TensorFlow 中 RNN&LSTM 的使用

一、RNN&LSTM 基类

1、RNN 基类

class tf.contrib.rnn.BasicRNNCell(num_units, activation=None, reuse=None, name=None)
输入参数:

  • num_units: int, the number of units in the RNN cell.
  • activation: Nonlinearity to use. Default: tanh.
  • reuse: (optional) Python boolean describing whether to reuse variables in an existing scope. If not True, and the existing scope already has the given variables, an error is raised.
  • name: String, the name of the layer. Layers with the same name will share weights, but to avoid mistakes we require reuse=True in such cases.

输出:

  • 一个隐层神经元数量为 num_units 的 RNN 基本单元(实例化的 cell)

常用属性:

  • state_size:size(s) of state(s) used by this cell,等于隐层神经元数量
  • output_size: size of outputs produced by this cell
  • 注意: 在此函数中,state_size 永远等于 output_size

常用方法:

  • call(inputs, state) 返回两个一模一样的隐层状态值
  • zero_state(batch_size, dtype) 返回一个形状为 [batch_size, state_size] 的全零张量
  • 代码示例
import tensorflow as tf

cell = tf.contrib.rnn.BasicRNNCell(num_units=128)
print(cell.state_size) # 128

inputs = tf.placeholder(shape=[32, 100], dtype=tf.float32)  # 32 是 batch_size
h0 = cell.zero_state(batch_size=32, dtype=tf.float32) # 通过 zero_state 得到一个全 0 的初始状态,形状为(batch_size, state_size)

output, h1 = cell.call(inputs=inputs, state=h0)   # 调用 call 函数, 在时间序列上推进一步
print(h1.shape) # (32, 128)
output == h1  # True

2、LSTM 基类

class tf.contrib.rnn.BasicLSTMCell(num_units, forget_bias=1.0, state_is_tuple=True, activation=None, reuse=None, name=None)
输入参数:

  • num_units: int, the number of units in the RNN cell.
  • forget_bias: float, The bias added to forget gates. Must set to 0.0 manually when restoring from CudnnLSTM-trained checkpoints.
  • 这里写图片描述
  • state_is_tuple: If True, accepted and returned states are 2-tuples of the c_state and m_state
  • activation: Nonlinearity to use.

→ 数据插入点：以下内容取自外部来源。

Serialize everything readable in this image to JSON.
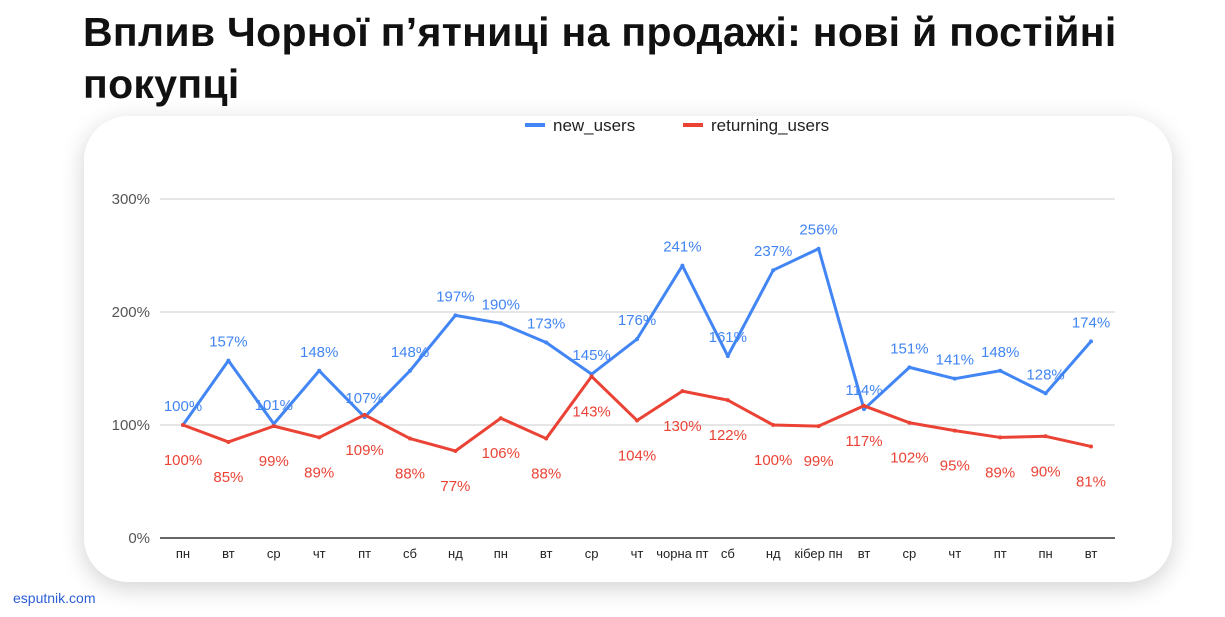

Default: tanh.
  • reuse: (optional) Python boolean describing whether to reuse variables in an existing scope. If not True, and the existing scope already has the given variables, an error is raised.
  • name: String, the name of the layer. Layers with the same name will share weights, but to avoid mistakes we require reuse=True in such cases.

输出:

  • 一个隐层神经元数量为 num_units 的 LSTM 基本单元(实例化的 lstm_cell)
  • state_size:size(s) of state(s) used by this cell,等于隐层神经元数量
  • output_size: size of outputs produced by this cell.
  • 注意: 在此函数中,state_size 永远等于 output_size

常用方法:

  • call(inputs, state) 返回一个是 new_h,一个是 new_state(LSTMStateTuple:包含 c 和 h)
  • zero_state(batch_size, dtype) 返回一个形状为 [batch_size, state_size] 的全零张量,注意此时state_size 是 LSTMStateTuple(c=num_units , h=num_units)
  • BasicLSTMCell 的 call 函数定义
    • 返回的隐状态new_cnew_h 的组合,而 output 就是单独的 new_h
    • 如果我们处理的是分类问题,那么我们还需要对 new_h 添加单独的 Softmax 层才能得到最后的分类概率输出
new_c = c * sigmoid(f + self._forget_bias) + sigmoid(i) * self._activation(j)
new_h = self._activation(new_c) * sigmoid(o)

if self._state_is_tuple:
  new_state = LSTMStateTuple(new_c, new_h)
else:
  new_state = array_ops.concat([new_c, new_h], 1)
return new_h, new_state
  • 代码示例
import tensorflow as tf

lstm_cell = tf.contrib.rnn.BasicRNNCell(num_units=128)
print(lstm_cell.output_size)  # 128
print(lstm_cell.state_size)   # LSTMStateTuple(c=128, h=128)  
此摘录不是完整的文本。